In general, there's no reason to assume that the distributions over words—topics, in model parlance—will give highest probability to the most natural "label" for the topic.
You can see this in the sample topics and corresponding top words shown in the paper introducing LDA:
"Arts" "Budgets" "Chidren" "Education"
NEW MILLION CHILDREN SCHOOL
FILM TAX WOMEN STUDENTS
SHOW PROGRAM PEOPLE SCHOOLS
MUSIC BUDGET CHILD EDUCATION
MOVIE BILLION YEARS TEACHERS
PLAY FEDERAL FAMILIES HIGH
MUSICAL YEAR WORK PUBLIC
BEST SPENDING PARENTS TEACHER
ACTOR NEW SAYS BENNETT
FIRST STATE FAMILY MANIGAT
YORK PLAN WELFARE NAMPHY
OPERA MONEY MEN STATE
THEATER PROGRAMS PERCENT PRESIDENT
ACTRESS GOVERNMENT CARE ELEMENTARY
LOVE CONGRESS LIFE HAITI
This, I'd argue, shows that the choice of top word is a little problematic.
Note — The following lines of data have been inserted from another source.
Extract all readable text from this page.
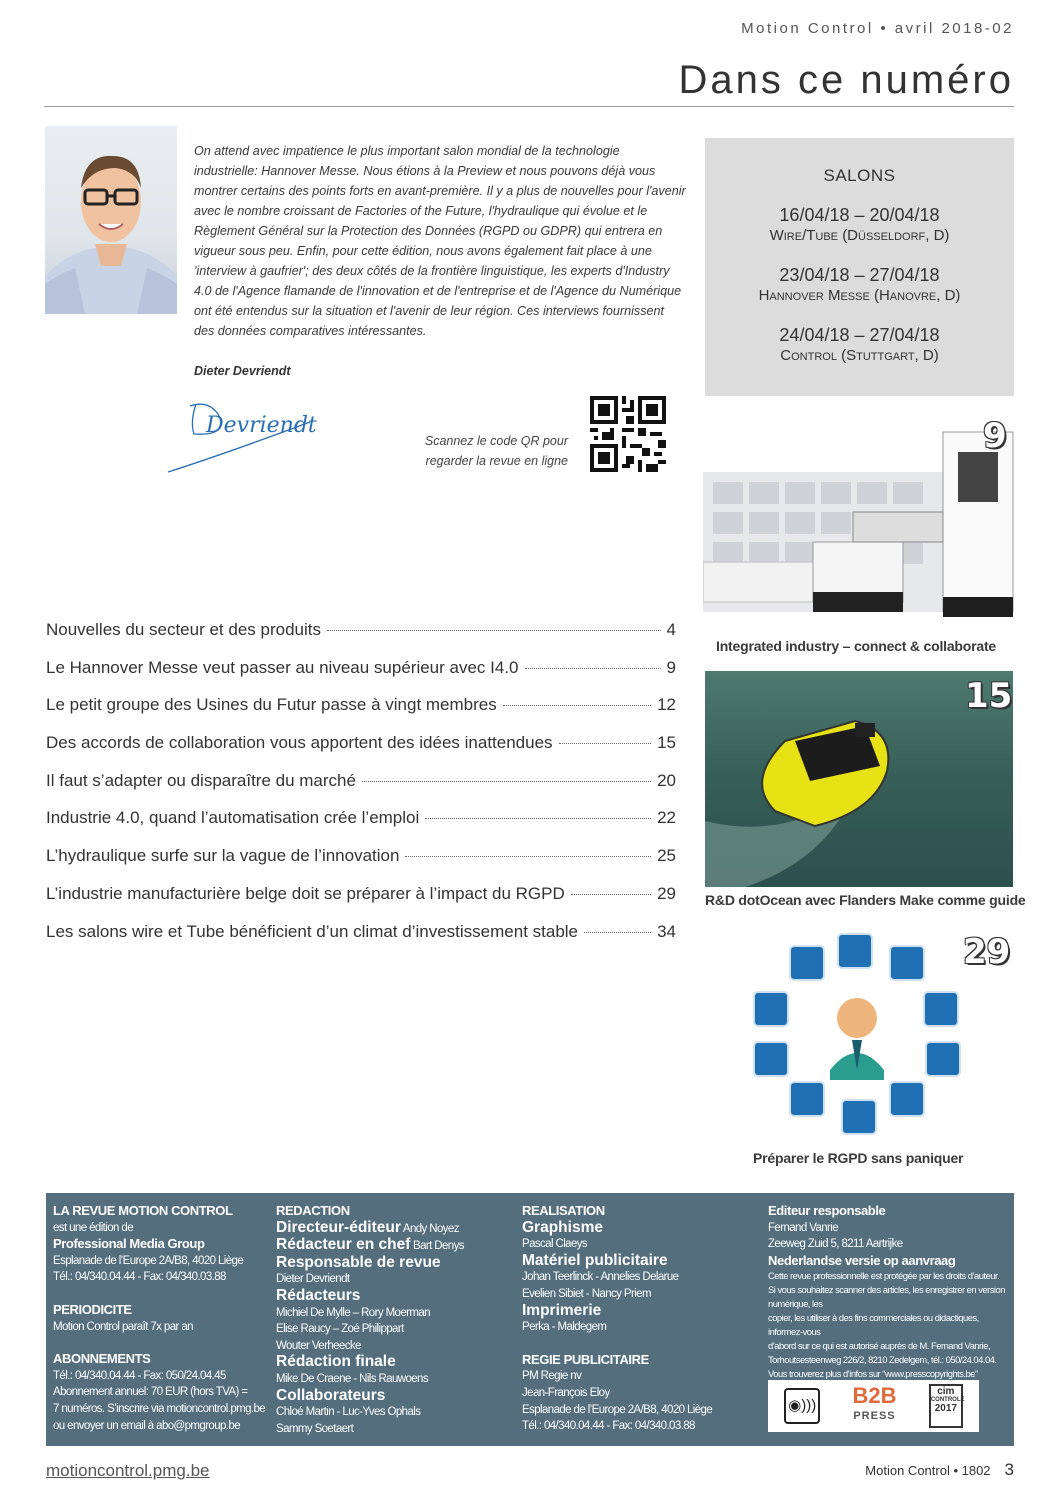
Motion Control • avril 2018-02
Dans ce numéro

On attend avec impatience le plus important salon mondial de la technologie industrielle: Hannover Messe. Nous étions à la Preview et nous pouvons déjà vous montrer certains des points forts en avant-première. Il y a plus de nouvelles pour l'avenir avec le nombre croissant de Factories of the Future, l'hydraulique qui évolue et le Règlement Général sur la Protection des Données (RGPD ou GDPR) qui entrera en vigueur sous peu. Enfin, pour cette édition, nous avons également fait place à une 'interview à gaufrier'; des deux côtés de la frontière linguistique, les experts d'Industry 4.0 de l'Agence flamande de l'innovation et de l'entreprise et de l'Agence du Numérique ont été entendus sur la situation et l'avenir de leur région. Ces interviews fournissent des données comparatives intéressantes.

Dieter Devriendt
Devriendt
Scannez le code QR pour regarder la revue en ligne
SALONS
16/04/18 – 20/04/18
Wire/Tube (Düsseldorf, D)
23/04/18 – 27/04/18
Hannover Messe (Hanovre, D)
24/04/18 – 27/04/18
Control (Stuttgart, D)
9
Integrated industry – connect & collaborate
15
R&D dotOcean avec Flanders Make comme guide
29
Préparer le RGPD sans paniquer
Nouvelles du secteur et des produits	4
Le Hannover Messe veut passer au niveau supérieur avec I4.0	9
Le petit groupe des Usines du Futur passe à vingt membres	12
Des accords de collaboration vous apportent des idées inattendues	15
Il faut s’adapter ou disparaître du marché	20
Industrie 4.0, quand l’automatisation crée l’emploi	22
L’hydraulique surfe sur la vague de l’innovation	25
L’industrie manufacturière belge doit se préparer à l’impact du RGPD	29
Les salons wire et Tube bénéficient d’un climat d’investissement stable	34
LA REVUE MOTION CONTROL
est une édition de
Professional Media Group
Esplanade de l’Europe 2A/B8, 4020 Liège
Tél.: 04/340.04.44 - Fax: 04/340.03.88
PERIODICITE
Motion Control paraît 7x par an
ABONNEMENTS
Tél.: 04/340.04.44 - Fax: 050/24.04.45
Abonnement annuel: 70 EUR (hors TVA) =
7 numéros. S’inscrire via motioncontrol.pmg.be
ou envoyer un email à abo@pmgroup.be
REDACTION
Directeur-éditeur Andy Noyez
Rédacteur en chef Bart Denys
Responsable de revue
Dieter Devriendt
Rédacteurs
Michiel De Mylle – Rory Moerman
Elise Raucy – Zoé Philippart
Wouter Verheecke
Rédaction finale
Mike De Craene - Nils Rauwoens
Collaborateurs
Chloé Martin - Luc-Yves Ophals
Sammy Soetaert
REALISATION
Graphisme
Pascal Claeys
Matériel publicitaire
Johan Teerlinck - Annelies Delarue
Evelien Sibiet - Nancy Priem
Imprimerie
Perka - Maldegem
REGIE PUBLICITAIRE
PM Regie nv
Jean-François Eloy
Esplanade de l’Europe 2A/B8, 4020 Liège
Tél.: 04/340.04.44 - Fax: 04/340.03.88
Editeur responsable
Fernand Vanrie
Zeeweg Zuid 5, 8211 Aartrijke
Nederlandse versie op aanvraag
Cette revue professionnelle est protégée par les droits d’auteur.
Si vous souhaitez scanner des articles, les enregistrer en version numérique, les
copier, les utiliser à des fins commerciales ou didactiques, informez-vous
d’abord sur ce qui est autorisé auprès de M. Fernand Vanrie,
Torhoutsesteenweg 226/2, 8210 Zedelgem, tél.: 050/24.04.04.
Vous trouverez plus d’infos sur “www.presscopyrights.be”
◉))) B2B
PRESS
cim
CONTROLE
2017
motioncontrol.pmg.be	Motion Control • 1802 3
"Children" is both top term and topic, but "arts"—a pretty natural label for the first topic—doesn't even appear in its top words. "Education" is in the top five, "budgets" too if we're flexible. Choosing the top word of each makes no sense in the first two cases, and reasonable sense in the latter.
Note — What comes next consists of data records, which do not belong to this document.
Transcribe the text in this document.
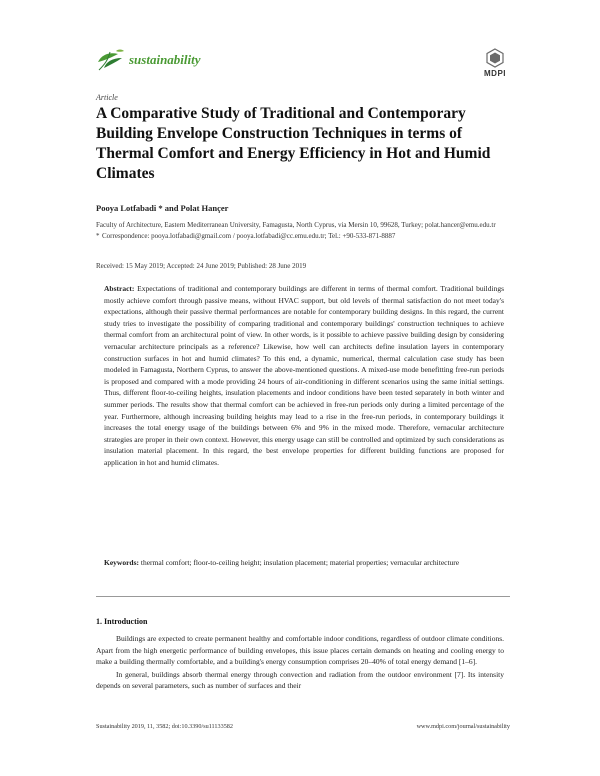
sustainability
MDPI
Article
A Comparative Study of Traditional and Contemporary Building Envelope Construction Techniques in terms of Thermal Comfort and Energy Efficiency in Hot and Humid Climates
Pooya Lotfabadi * and Polat Hançer
Faculty of Architecture, Eastern Mediterranean University, Famagusta, North Cyprus, via Mersin 10, 99628, Turkey; polat.hancer@emu.edu.tr
* Correspondence: pooya.lotfabadi@gmail.com / pooya.lotfabadi@cc.emu.edu.tr; Tel.: +90-533-871-8887
Received: 15 May 2019; Accepted: 24 June 2019; Published: 28 June 2019
Abstract: Expectations of traditional and contemporary buildings are different in terms of thermal comfort. Traditional buildings mostly achieve comfort through passive means, without HVAC support, but old levels of thermal satisfaction do not meet today's expectations, although their passive thermal performances are notable for contemporary building designs. In this regard, the current study tries to investigate the possibility of comparing traditional and contemporary buildings' construction techniques to achieve thermal comfort from an architectural point of view. In other words, is it possible to achieve passive building design by considering vernacular architecture principals as a reference? Likewise, how well can architects define insulation layers in contemporary construction surfaces in hot and humid climates? To this end, a dynamic, numerical, thermal calculation case study has been modeled in Famagusta, Northern Cyprus, to answer the above-mentioned questions. A mixed-use mode benefitting free-run periods is proposed and compared with a mode providing 24 hours of air-conditioning in different scenarios using the same initial settings. Thus, different floor-to-ceiling heights, insulation placements and indoor conditions have been tested separately in both winter and summer periods. The results show that thermal comfort can be achieved in free-run periods only during a limited percentage of the year. Furthermore, although increasing building heights may lead to a rise in the free-run periods, in contemporary buildings it increases the total energy usage of the buildings between 6% and 9% in the mixed mode. Therefore, vernacular architecture strategies are proper in their own context. However, this energy usage can still be controlled and optimized by such considerations as insulation material placement. In this regard, the best envelope properties for different building functions are proposed for application in hot and humid climates.
Keywords: thermal comfort; floor-to-ceiling height; insulation placement; material properties; vernacular architecture
1. Introduction

Buildings are expected to create permanent healthy and comfortable indoor conditions, regardless of outdoor climate conditions. Apart from the high energetic performance of building envelopes, this issue places certain demands on heating and cooling energy to make a building thermally comfortable, and a building's energy consumption comprises 20–40% of total energy demand [1–6].

In general, buildings absorb thermal energy through convection and radiation from the outdoor environment [7]. Its intensity depends on several parameters, such as number of surfaces and their

Sustainability 2019, 11, 3582; doi:10.3390/su11133582	www.mdpi.com/journal/sustainability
Of course, these labels were manually, subjectively chosen by the authors, and you might have labelled them differently. I myself would have used "family" instead of "children" for the third. More, the topics would change if you altered $k, \alpha$ or $\eta$.
You can set $k$ to minimize perplexity, but will these be meaningful to typical readers? At what threshold should each mixing proportion reach before labeling a document with that topic?
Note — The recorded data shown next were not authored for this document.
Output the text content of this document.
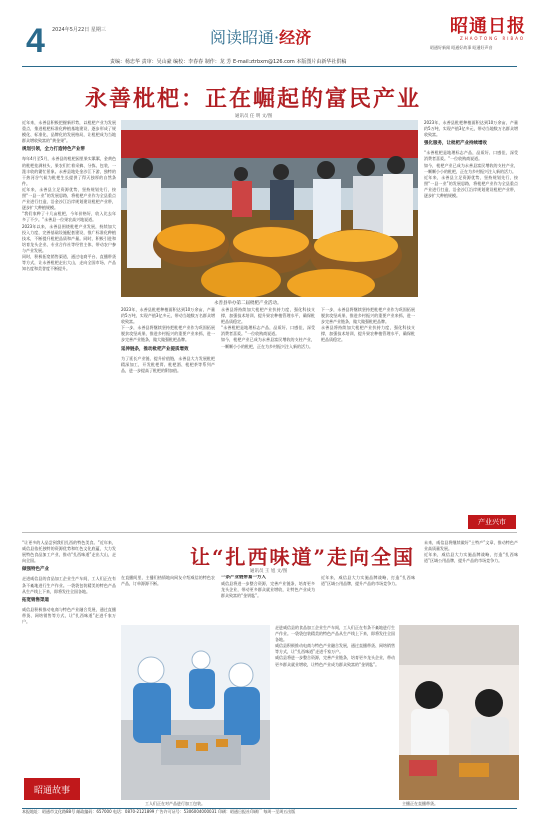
4 2024年5月22日 星期三	阅读昭通·经济
昭通日报
ZHAOTONG RIBAO
昭通好新闻 昭通好故事 昭通好声音
责编：杨忠华 责审：吴山豪 编校：李春春 制作：龙 芳 E-mail:ztrbxm@126.com 本版图片由新华社供稿
永善枇杷：正在崛起的富民产业
通讯员 任 明 文/图
近年来，永善县积极把握新形势，以枇杷产业为发展重点，推进枇杷标准化种植基地建设，逐步形成了规模化、标准化、品牌化的发展格局，让枇杷成为当地群众增收致富的“黄金果”。
规划引领，全力打造特色产业带
每年4月至5月，永善县的枇杷园里果实累累，金黄色的枇杷挂满枝头，果农们忙着采摘、分拣、包装，一派丰收的繁忙景象。永善县地处金沙江下游，独特的干热河谷气候为枇杷生长提供了得天独厚的自然条件。
近年来，永善县立足资源优势，坚持规划先行，按照“一县一业”的发展思路，将枇杷产业作为全县重点产业进行打造，沿金沙江沿岸规划建设枇杷产业带，逐步扩大种植规模。
“我们家种了十几亩枇杷，今年价格好，收入比去年多了不少。”永善县一位果农高兴地说道。
2023年以来，永善县围绕枇杷产业发展，持续加大投入力度，完善基础设施配套建设，推广标准化种植技术，不断提升枇杷品质和产量。同时，积极引进和培育龙头企业、专业合作社等经营主体，带动农户参与产业发展。
同时，积极拓宽销售渠道，通过电商平台、直播带货等方式，让永善枇杷走出大山，走向全国市场，产品知名度和美誉度不断提升。
永善县举办第二届枇杷产业活动。
2023年，永善县枇杷种植面积达到10万余亩，产量约5万吨，实现产值3亿多元，带动当地数万名群众增收致富。
下一步，永善县将继续坚持把枇杷产业作为巩固拓展脱贫攻坚成果、推进乡村振兴的重要产业来抓，进一步完善产业链条，做大做强枇杷品牌。
延伸链条，推动枇杷产业提质增效
为了延长产业链、提升价值链，永善县大力发展枇杷精深加工，开发枇杷膏、枇杷酒、枇杷茶等系列产品，进一步提高了枇杷的附加值。
永善县将持续加大枇杷产业扶持力度，强化科技支撑，加强技术培训，提升果农种植管理水平，确保枇杷品质稳定。
“永善枇杷是地理标志产品，品质好、口感佳，深受消费者喜爱。”一位收购商说道。
如今，枇杷产业已成为永善县富民增收的支柱产业，一颗颗小小的枇杷，正在为乡村振兴注入新的活力。
下一步，永善县将继续坚持把枇杷产业作为巩固拓展脱贫攻坚成果、推进乡村振兴的重要产业来抓，进一步完善产业链条，做大做强枇杷品牌。
永善县将持续加大枇杷产业扶持力度，强化科技支撑，加强技术培训，提升果农种植管理水平，确保枇杷品质稳定。
2023年，永善县枇杷种植面积达到10万余亩，产量约5万吨，实现产值3亿多元，带动当地数万名群众增收致富。
强化服务，让枇杷产业持续增收
“永善枇杷是地理标志产品，品质好、口感佳，深受消费者喜爱。”一位收购商说道。
如今，枇杷产业已成为永善县富民增收的支柱产业，一颗颗小小的枇杷，正在为乡村振兴注入新的活力。
近年来，永善县立足资源优势，坚持规划先行，按照“一县一业”的发展思路，将枇杷产业作为全县重点产业进行打造，沿金沙江沿岸规划建设枇杷产业带，逐步扩大种植规模。
产业兴市
让“扎西味道”走向全国
通讯员 王 旭 文/图
“让更多的人品尝到我们扎西的特色美食。”近年来，威信县依托独特的资源优势和红色文化底蕴，大力发展特色食品加工产业，推动“扎西味道”走出大山，走向全国。
做强特色产业
走进威信县的食品加工企业生产车间，工人们正在有条不紊地进行生产作业。一袋袋包装精美的特色产品从生产线上下来，即将发往全国各地。
拓宽销售渠道
威信县积极推动电商与特色产业融合发展，通过直播带货、网络销售等方式，让“扎西味道”走进千家万户。
在直播间里，主播们热情地向网友介绍威信的特色农产品，订单源源不断。
一条产业链带富一方人
威信县将进一步整合资源，完善产业链条，培育更多龙头企业，带动更多群众就业增收，让特色产业成为群众致富的“金钥匙”。
近年来，威信县大力实施品牌战略，打造“扎西味道”区域公用品牌，提升产品的市场竞争力。
未来，威信县将继续做好“土特产”文章，推动特色产业高质量发展。
近年来，威信县大力实施品牌战略，打造“扎西味道”区域公用品牌，提升产品的市场竞争力。
走进威信县的食品加工企业生产车间，工人们正在有条不紊地进行生产作业。一袋袋包装精美的特色产品从生产线上下来，即将发往全国各地。
威信县积极推动电商与特色产业融合发展，通过直播带货、网络销售等方式，让“扎西味道”走进千家万户。
威信县将进一步整合资源，完善产业链条，培育更多龙头企业，带动更多群众就业增收，让特色产业成为群众致富的“金钥匙”。
工人们正在对产品进行加工包装。	主播正在直播带货。
昭通故事
本报地址：昭通市文化路88号 邮政编码：657000 电话：0870-2121899 广告许可证号：5306004000031 印刷：昭通日报社印刷厂 每周一至周五出版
One extension, supervised LDA, allows you to both fit distributions over words and model responses. Meaning, if you have or can develop a labelled corpus, you could build models that predict whether a given label applied to a new document. This would let you dodge the problem of finding meaning in fitted topics: You would start with what's meaningful and fit topics to it.